Élargissant la discussion, les compagnes dénoncent le discours des entreprises qui arrivent sur des terres promettant d’investir dans des « terres inactives ». Au Mozambique, par exemple, les entreprises nomment « terres inactives » les terres qui ne sont pas utilisées pour le machamba (culture). Mais il n’y a pas d’espace inutilisé sur les territoires des communautés. C’est de cet espace que les femmes extraient les plantes médicinales et ce sont ces espaces qui sont utilisés pour les services et les prières et là même où les communautés trouvent leurs forces pour la résistance et la vie commune. Ces espaces vitaux sont niés et réappropriés au nom d’une vision dévastatrice du progrès. Revendiquer ces territoires et leurs usages, c’est reconnaître les pratiques ancestrales et l’apprentissage intergénérationnel, pratiques qui ont même été criminalisées par des projets d’économie verte.
Pilotée par des organisations internationales telles que WWF et TNC, la politique environnementale écologiste porte en son sein un racisme environnemental profondément colonialiste.

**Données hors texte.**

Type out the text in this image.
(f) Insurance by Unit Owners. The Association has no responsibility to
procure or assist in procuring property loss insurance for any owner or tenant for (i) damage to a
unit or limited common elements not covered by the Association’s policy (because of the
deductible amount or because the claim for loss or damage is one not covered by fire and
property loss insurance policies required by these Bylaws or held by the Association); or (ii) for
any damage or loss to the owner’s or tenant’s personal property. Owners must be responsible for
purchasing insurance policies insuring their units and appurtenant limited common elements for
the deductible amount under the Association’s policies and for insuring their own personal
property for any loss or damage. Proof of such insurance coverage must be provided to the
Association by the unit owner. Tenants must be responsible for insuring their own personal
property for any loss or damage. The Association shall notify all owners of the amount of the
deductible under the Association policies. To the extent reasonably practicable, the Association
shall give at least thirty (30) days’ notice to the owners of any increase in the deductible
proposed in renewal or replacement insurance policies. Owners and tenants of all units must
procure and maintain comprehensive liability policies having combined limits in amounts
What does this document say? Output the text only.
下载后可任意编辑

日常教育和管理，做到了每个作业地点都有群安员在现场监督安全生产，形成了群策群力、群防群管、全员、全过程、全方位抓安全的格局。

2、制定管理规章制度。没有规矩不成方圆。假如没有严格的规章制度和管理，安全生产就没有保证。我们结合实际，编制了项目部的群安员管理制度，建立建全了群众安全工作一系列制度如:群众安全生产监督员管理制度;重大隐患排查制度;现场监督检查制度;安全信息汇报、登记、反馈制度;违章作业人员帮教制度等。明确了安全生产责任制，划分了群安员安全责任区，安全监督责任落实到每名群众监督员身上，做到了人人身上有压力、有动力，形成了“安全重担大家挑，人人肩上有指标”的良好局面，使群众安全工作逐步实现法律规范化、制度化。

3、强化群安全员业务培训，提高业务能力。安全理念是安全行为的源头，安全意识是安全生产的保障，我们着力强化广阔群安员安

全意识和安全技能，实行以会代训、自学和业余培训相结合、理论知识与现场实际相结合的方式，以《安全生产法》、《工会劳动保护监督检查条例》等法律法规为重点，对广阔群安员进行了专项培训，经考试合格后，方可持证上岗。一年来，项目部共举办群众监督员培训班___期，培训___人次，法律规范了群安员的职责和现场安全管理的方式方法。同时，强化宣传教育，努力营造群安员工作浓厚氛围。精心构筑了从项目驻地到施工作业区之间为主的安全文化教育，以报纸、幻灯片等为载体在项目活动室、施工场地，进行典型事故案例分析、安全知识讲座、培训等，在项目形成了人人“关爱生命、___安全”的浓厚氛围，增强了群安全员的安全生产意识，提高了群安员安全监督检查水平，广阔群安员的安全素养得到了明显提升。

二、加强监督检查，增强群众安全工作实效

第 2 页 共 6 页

Elles expulsent les communautés de leurs territoires au nom de la conservation de l’environnement, comme si les modes de vie des communautés traditionnelles étaient contradictoires avec la nature. Ce sont ces communautés qui, historiquement, nourrissent et prennent soin de la biodiversité.
L’agroécologie féministe ne peut pas être enlevée par les entreprises
L’un des grands dangers du Sommet est d’établir les jalons nécessaires pour insérer l’agroécologie dans le circuit de l’économie verte. À partir de l’idée de « neutralité carbone » avec des solutions basées sur la nature, ces agents ont discuté de l’expansion du marché du carbone pour les mangroves, les océans et l’agroécologie ainsi que de l’expansion de la financiarisation de la nature. L’agroécologie est une pratique, une science et un mouvement. Elle ne peut être appropriée de manière fragmentée et sélective, encore moins détachée du sujet politique qui la construit. Ce qui est considéré comme science et technologie fait également débat lors du Sommet. Le pouvoir des entreprises vise à légitimer une science anthropocentrique et androcentrique[2] pour les systèmes alimentaires, liée aux intérêts des entreprises et à la réorganisation du langage du capital.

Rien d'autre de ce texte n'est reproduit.